Wolford has developed a simple, but encompassing classification that will allow the clinician to better understand the nature of the various CH pathologies, progression, and treatment options that have proven to eliminate the pathological process and provide optimal functional and esthetic outcomes.  The classification (Table 2 and Figure 29) also begins with the most common occurring form of CH and progresses to the least common occurring form.

CH Type 1:  This condition develops during puberty, is an accelerated and prolonged growth aberration of the normal condylar growth mechanism, is self-limiting but can grow into the 20’s, and can occur bilaterally (CH Type 1A) or unilaterally (CH Type 1B).

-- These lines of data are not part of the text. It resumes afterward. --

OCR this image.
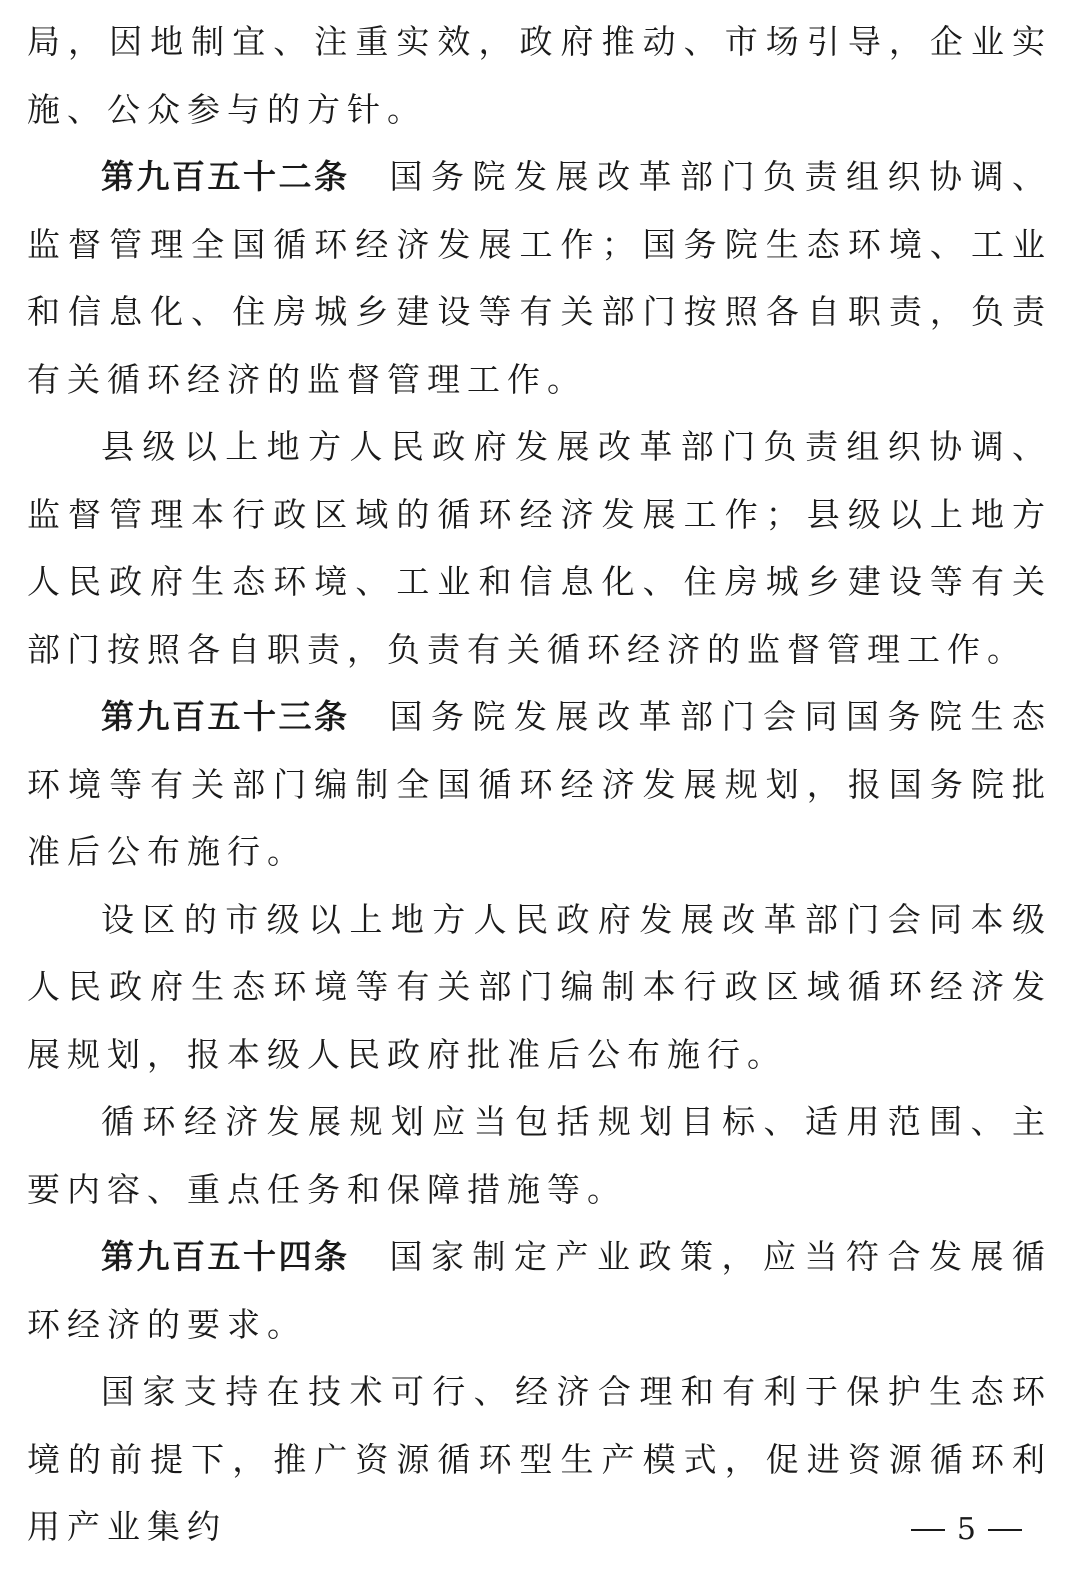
局，因地制宜、注重实效，政府推动、市场引导，企业实施、公众参与的方针。

第九百五十二条 国务院发展改革部门负责组织协调、监督管理全国循环经济发展工作；国务院生态环境、工业和信息化、住房城乡建设等有关部门按照各自职责，负责有关循环经济的监督管理工作。

县级以上地方人民政府发展改革部门负责组织协调、监督管理本行政区域的循环经济发展工作；县级以上地方人民政府生态环境、工业和信息化、住房城乡建设等有关部门按照各自职责，负责有关循环经济的监督管理工作。

第九百五十三条 国务院发展改革部门会同国务院生态环境等有关部门编制全国循环经济发展规划，报国务院批准后公布施行。

设区的市级以上地方人民政府发展改革部门会同本级人民政府生态环境等有关部门编制本行政区域循环经济发展规划，报本级人民政府批准后公布施行。

循环经济发展规划应当包括规划目标、适用范围、主要内容、重点任务和保障措施等。

第九百五十四条 国家制定产业政策，应当符合发展循环经济的要求。

国家支持在技术可行、经济合理和有利于保护生态环境的前提下，推广资源循环型生产模式，促进资源循环利用产业集约	5
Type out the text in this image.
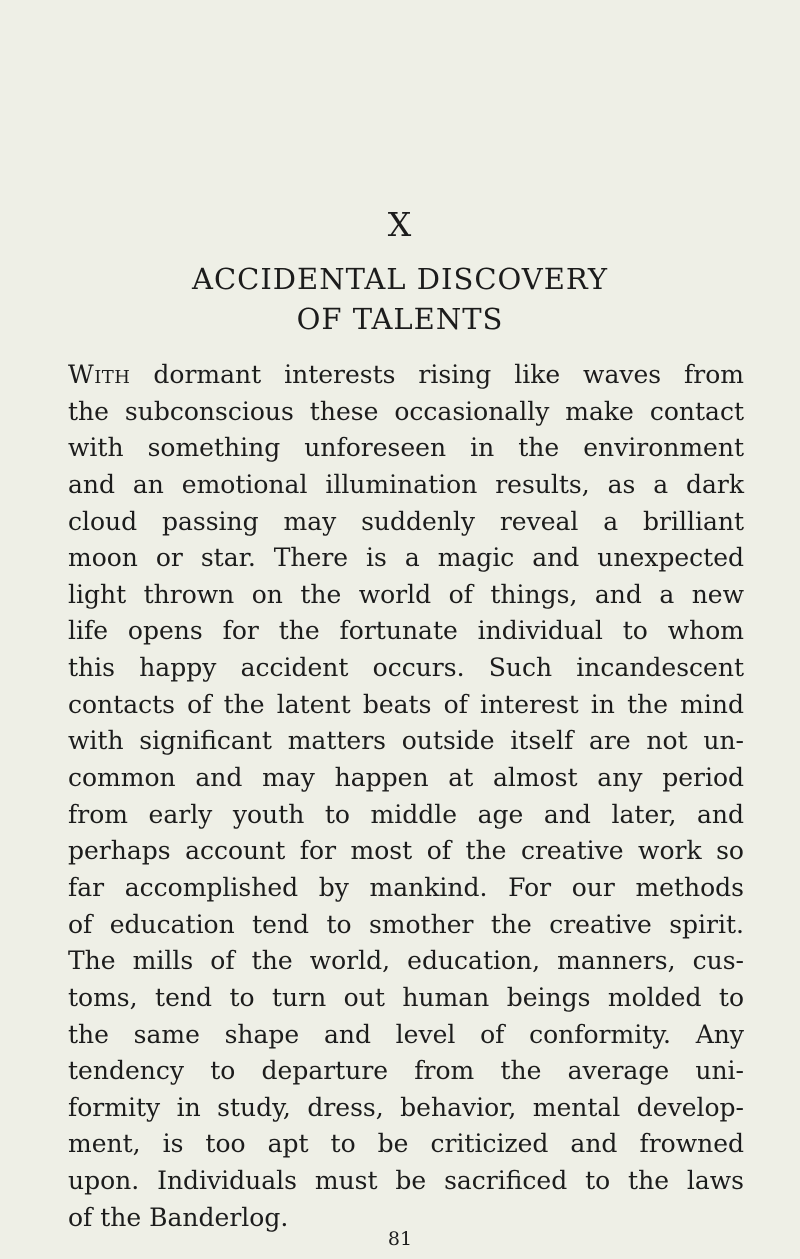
X
ACCIDENTAL DISCOVERY
OF TALENTS
With dormant interests rising like waves from
the subconscious these occasionally make contact
with something unforeseen in the environment
and an emotional illumination results, as a dark
cloud passing may suddenly reveal a brilliant
moon or star. There is a magic and unexpected
light thrown on the world of things, and a new
life opens for the fortunate individual to whom
this happy accident occurs. Such incandescent
contacts of the latent beats of interest in the mind
with significant matters outside itself are not un-
common and may happen at almost any period
from early youth to middle age and later, and
perhaps account for most of the creative work so
far accomplished by mankind. For our methods
of education tend to smother the creative spirit.
The mills of the world, education, manners, cus-
toms, tend to turn out human beings molded to
the same shape and level of conformity. Any
tendency to departure from the average uni-
formity in study, dress, behavior, mental develop-
ment, is too apt to be criticized and frowned
upon. Individuals must be sacrificed to the laws
of the Banderlog.
81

CH Type 2:  These condylar pathologies can develop at any age (although 2/3s develop in the 2nd decade), are unilateral condylar vertical and/or horizontal over-growth deformities, and are the most common occurring mandibular condylar tumors; osteochondroma (CH Type 2A) and less common osteoma (CH Type 2B).

CH Type 3:  These are other rare benign causing condylar enlargement. 

CH Type 4:  These are malignant conditions that can cause condylar enlargement.

The more common forms of CH (Types 1 and 2) will be presented relative to the clinical and radiographic findings, growth characteristics, effects on the jaws and facial structures, histology, and treatment considerations that are highly predictable in the elimination of the pathology and provide optimal treatment outcomes. 

FIGURE 29 Description

A-C) normal TMJ with balanced joint spaces.
D-F) CH Type 1 with relatively normal condylar shape, elongated condylar head and neck, and narrow joint space related to thin articular disc or displaced disc.  In the coronal view the condylar head is more rounded.
G-I) CH Type 2Av; an osteochondroma with a vertical growth vector without significant horizontal condylar enlargement or exophytic horizontal growth. This is a “young” osteochondroma with only about 3 years of growth.
J-L) CH Type 2Ah; an osteochondroma with horizontal (as well as vertical) enlargement of the condyle and exophytic outgrowth of the tumor. This tumor has been present for 6 years. Notice the significant increased vertical height of the mandibular body and ramus.